若干回りくどい印象は与えるものの、〇〇に「いい」とは対極的な意味合いを持つ言葉を当てはめることでその言葉を簡単にポジティブに変換することができる。

例をあげるとラストでどんでん返しがあった映画を観た後の「いい意味で裏切られたね」とか、天才的な能力の持ち主に対して「いい意味で変態だね」と褒めるのが正しい用途であり、かなり汎用性も高い。


今日の朝、私の家にはいい意味でまともな食糧がなかったので、いい意味でご飯に塩をかけただけの物体を食べたのだが、このように「いい意味」をマイナスイメージを持つ言葉の前につけてあげるだけで、あたかも私が最高の朝のスタートを切ったかのような印象を受けるのだ。


すごい、魔法の言葉である。〇〇にどんなネガティブな言葉を入れてもポジティブな意味合いに解釈することができるのである。

例えば、

「いい意味で口が臭い」

なんてどうだろう。

餃子を食べたのかニンニクを食べたのか、コーヒーを飲んだ後の口臭なのか、この世に生を受けて以来歯を磨いたことがないという特異な人間なのか、とりあえずお前の口が臭い。でも円滑な人間関係を構築する上で、あなたの口が臭いですよ、とは決して言えない。
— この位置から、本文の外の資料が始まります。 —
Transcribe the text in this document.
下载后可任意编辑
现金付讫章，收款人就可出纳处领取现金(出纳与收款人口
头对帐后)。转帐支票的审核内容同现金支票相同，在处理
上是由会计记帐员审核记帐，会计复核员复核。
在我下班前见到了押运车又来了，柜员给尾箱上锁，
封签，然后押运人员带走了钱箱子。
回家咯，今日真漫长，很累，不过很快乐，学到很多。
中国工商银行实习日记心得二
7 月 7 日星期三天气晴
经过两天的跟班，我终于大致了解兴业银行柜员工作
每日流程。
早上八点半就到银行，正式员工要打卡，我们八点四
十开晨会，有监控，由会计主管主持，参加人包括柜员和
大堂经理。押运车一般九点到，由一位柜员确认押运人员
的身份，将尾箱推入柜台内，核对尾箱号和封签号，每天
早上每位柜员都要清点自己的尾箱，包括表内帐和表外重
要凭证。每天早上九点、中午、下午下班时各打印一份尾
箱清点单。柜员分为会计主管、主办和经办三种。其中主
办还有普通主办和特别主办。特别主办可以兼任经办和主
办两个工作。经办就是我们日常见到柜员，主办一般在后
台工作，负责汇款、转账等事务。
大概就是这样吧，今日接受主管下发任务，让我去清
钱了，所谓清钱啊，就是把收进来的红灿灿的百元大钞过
そんな時は「いい意味」を付けてあげればいい。


相手方の拡大解釈の拡大ぶりによっては、シトラスの香りやシナモンの香り、より調子に乗った場合は「ははん、俺の口臭はカモミール・ジャーマンやローズ・アブソリュートの香りなんだな」となる。褒められたと勘違いして気分が良くなったそいつは「お茶でもしない?コーヒー奢るよ」と言ってくるだろうし、完全にそいつの口臭の深みを増すイベントの緊急発生ではあるが、人の金で飲むコーヒーは旨いので良しとする。


そこまでいかなくても、「あぁ、なんか独特の香りで万人受けはしないかもしれないけど自分はその匂い好きだぜっていうアピールね」という前向きな解釈をされて、あなたと会う前には必ず王将で餃子を食べ、八百屋でニンニクをかじってから来るようになる。とても強固な信頼関係を構築できて、そいつはあなたが困ったときにはいつでも助けてくれるようになるだろう。必ず口は臭いけれど。


まさしく魔法の言葉。一切の死角なし。


では、これはどうだろう。

「昨日さ、家にさ、いい意味でゴキブリが出たんだわ」

間違いなく、聞き手は「ああたしかに、ゴキブリって益虫だもんね」となる。なんなら「それは君に幸運がおとずれる前兆だね」まで言うかもしれない。言っている自分も「ああああああ、なんで今まで出てこなかったんだ!!」ぐらいのボルテージに達して、家中のホイホイを窓からポイポイ投げ捨てる。聞き手が「自分もなるはやで出したいな」と言って来たら、「部屋を汚くしておけばいいよ」ってアドバイスをサラリと贈る。

もし、あなたに話術があれば「ゴキブリが元々住んでるところに引っ越せばいいんじゃない」という着地点まで誘導し、2人で不動産巡りをして絆を深めればよい。


そうなんです。このnoteっていい意味で無益なnoteですよね。